“Que tiro foi esse?”
“Crônica para um tiro”. Juro – assim, simples e trivial -, seria batizada esta crônica – como fazem os cronistas de verdade -, mas me veio à memória o título do maior “sucesso” do Carnaval de 2018 – já devidamente jogado na lata do lixo, como todos os seus antecessores – e que me suscitou algumas respostas – subjetivas, é claro. Vamos a elas, não necessariamente na ordem a seguir.
Esse tiro foi o que acordou Cajazeiras – nos confins da Paraíba, nos confins do Nordeste, nos confins do Brasil – na madrugada de 16 de maio de maio de 2018. Foi o tiro que tirou o sossego de um casal que, há anos, vem trabalhando nas madrugadas de Cajazeiras para sobreviver, gerar emprego e renda – pagando aluguel, energia, água, fornecedores -, atender sua clientela da melhor forma, etc – como tantas outras famílias da cidade e região, ameaçadas e encurraladas.

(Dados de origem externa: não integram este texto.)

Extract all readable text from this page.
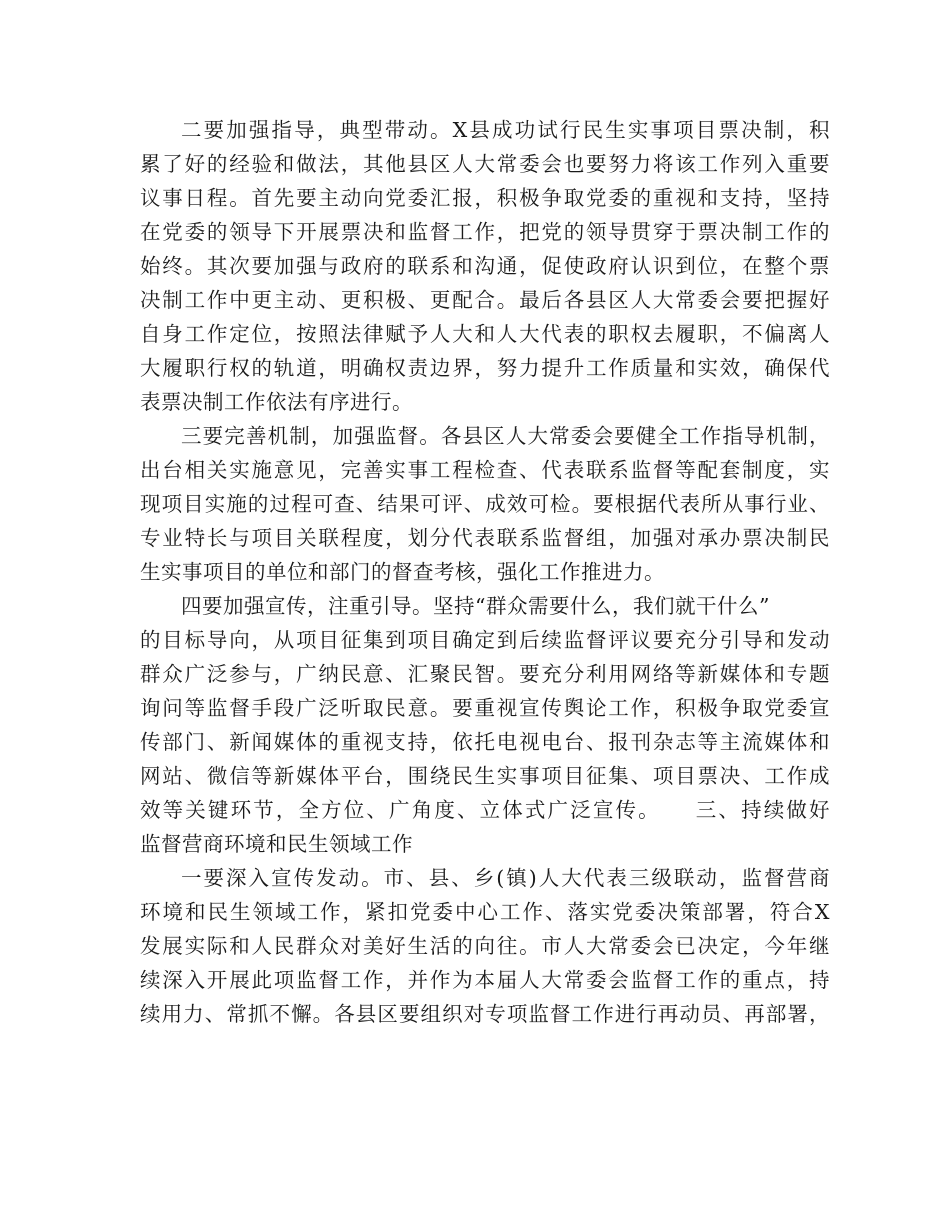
二要加强指导，典型带动。X县成功试行民生实事项目票决制，积
累了好的经验和做法，其他县区人大常委会也要努力将该工作列入重要
议事日程。首先要主动向党委汇报，积极争取党委的重视和支持，坚持
在党委的领导下开展票决和监督工作，把党的领导贯穿于票决制工作的
始终。其次要加强与政府的联系和沟通，促使政府认识到位，在整个票
决制工作中更主动、更积极、更配合。最后各县区人大常委会要把握好
自身工作定位，按照法律赋予人大和人大代表的职权去履职，不偏离人
大履职行权的轨道，明确权责边界，努力提升工作质量和实效，确保代
表票决制工作依法有序进行。
三要完善机制，加强监督。各县区人大常委会要健全工作指导机制，
出台相关实施意见，完善实事工程检查、代表联系监督等配套制度，实
现项目实施的过程可查、结果可评、成效可检。要根据代表所从事行业、
专业特长与项目关联程度，划分代表联系监督组，加强对承办票决制民
生实事项目的单位和部门的督查考核，强化工作推进力。
四要加强宣传，注重引导。坚持“群众需要什么，我们就干什么”
的目标导向，从项目征集到项目确定到后续监督评议要充分引导和发动
群众广泛参与，广纳民意、汇聚民智。要充分利用网络等新媒体和专题
询问等监督手段广泛听取民意。要重视宣传舆论工作，积极争取党委宣
传部门、新闻媒体的重视支持，依托电视电台、报刊杂志等主流媒体和
网站、微信等新媒体平台，围绕民生实事项目征集、项目票决、工作成
效等关键环节，全方位、广角度、立体式广泛宣传。　　三、持续做好
监督营商环境和民生领域工作
一要深入宣传发动。市、县、乡(镇)人大代表三级联动，监督营商
环境和民生领域工作，紧扣党委中心工作、落实党委决策部署，符合X
发展实际和人民群众对美好生活的向往。市人大常委会已决定，今年继
续深入开展此项监督工作，并作为本届人大常委会监督工作的重点，持
续用力、常抓不懈。各县区要组织对专项监督工作进行再动员、再部署，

Esse foi o tiro que matou mais um jovem, quase criança – como os de maio de 2004, que mataram José, Cícero e Demétrius, guardadas as diferenças e circunstâncias de cada caso. Foi mais um dos tiros que têm matado tantos jovens e adolescentes na pequena Cajazeiras e seu entorno. Foi o tiro que levou mais uma mãe a ir buscar seu filho na pedra gelada do necrotério, não cabendo aqui qualquer pré-julgamento sobre isto ou aquilo.
Foi mais um tiro que revelou a crueldade do submundo do crime, por onde enveredam cada vez mais crianças, adolescentes, jovens – e até famílias inteiras, levadas por seus motivos particulares. Foi um tiro que mostrou à pequena Cajazeiras, mais uma vez, que ela não é muito diferente dos grandes centros urbanos do país chamado Brasil – que dispensa qualquer maior comentário.
Foi o tiro que tirou de circulação o temido Gabriel, de 20 anos, “com uma longa ficha criminal” – fazendo a cidade acordar mais cedo em pleno meio de semana para acessar os blogs policiais, ouvir os noticiários das rádios e fazer o uníssono coro de “menos um”.
Foi o tiro que fez Cajazeiras, São José de Piranhas – de onde era Gabriel – e outras cidades da região sentirem-se mais aliviadas por ser só mais um bandido morto – lembrando a máxima de que “bandido bom é bandido morto”.
Foi o tiro que nos relembrou – sem qualquer dó e piedade – as nossas falhas familiares, sociais, educacionais, sanitárias, econômicas e tantas outras – que precedem as de segurança pública. Não precisa ser sociólogo ou coisa que o valha pra saber disso. Basta olhar para os lados.
E não precisa ser cronista para escrever sobre isso.